Argersinger: There's also been a shift now moving to the new credit card, which, we'll
see. That could either be a good thing and lead to a lot of growth membership, or it
could not. We'll have to see.
Fischer: I have a question for you two guys, who I know follow Costco closely. Does management
talk about Amazon much at all in conference calls?
Hill: Would you, if you were Costco? (laughs) No!
Argersinger: Costco doesn't really mention Amazon by name. But they talk a lot about
their own ecommerce efforts, which are, on a relative basis, doing quite well. And they
have, of course, a relationship with Boxed, which is working out.
Gross: You can -- as you can with Amazon, not to this extent -- buy a lot of junk, an
amazing assortment, you can buy online as well. I've bought some interesting things myself.
Fischer: I would just think, overtime, Amazon will eat into that. Even Costco's business
is vulnerable with subscribe and save on Amazon and all the Prime members.
Argersinger: Pantry deals, that kind of thing.
Fischer: Exactly.

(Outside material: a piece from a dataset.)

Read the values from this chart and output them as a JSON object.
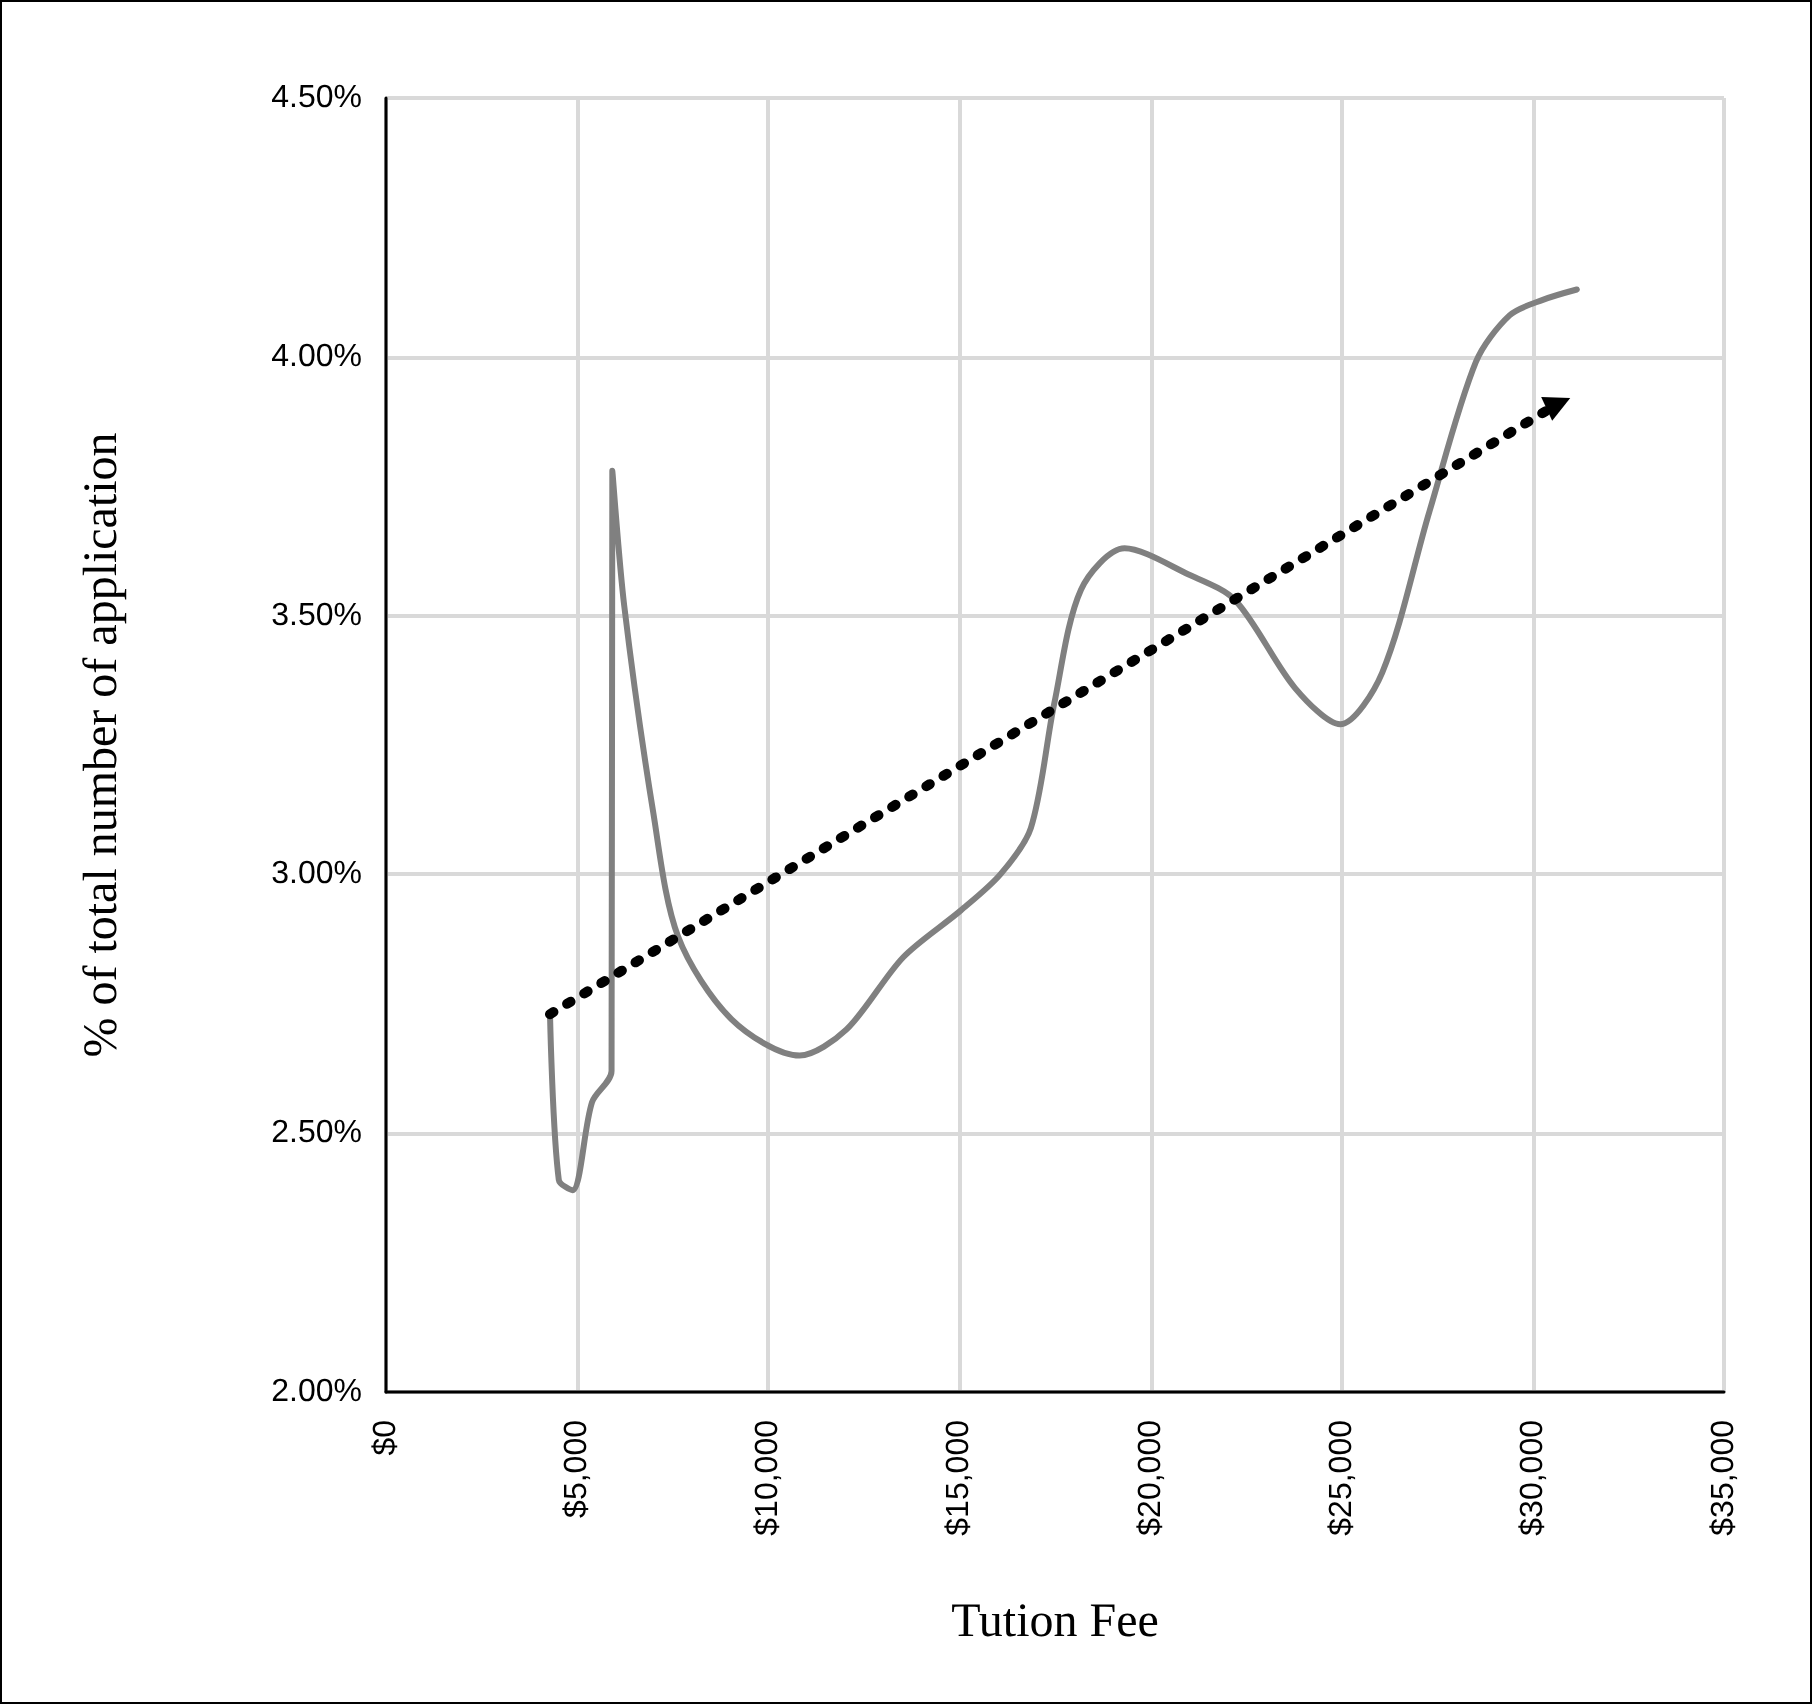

We're buying more and more of those basics from Amazon themselves.
Gross: But, in like a Best Buy, where we say Best Buy is really just a showroom for Amazon,
I don't think you'll ever say that about Costco. You're going to Costco, you're leaving with
a cart full of stuff. If you're going to make that effort--
Fischer: If you're Ron.
Gross: (laughs) I don't think you're going to see, say, seven dozen pieces of licorice
and say, "I'm going to go buy it on Amazon." You're going to walk out with it.
Fischer: Yeah, but they could just not go to Costco, period.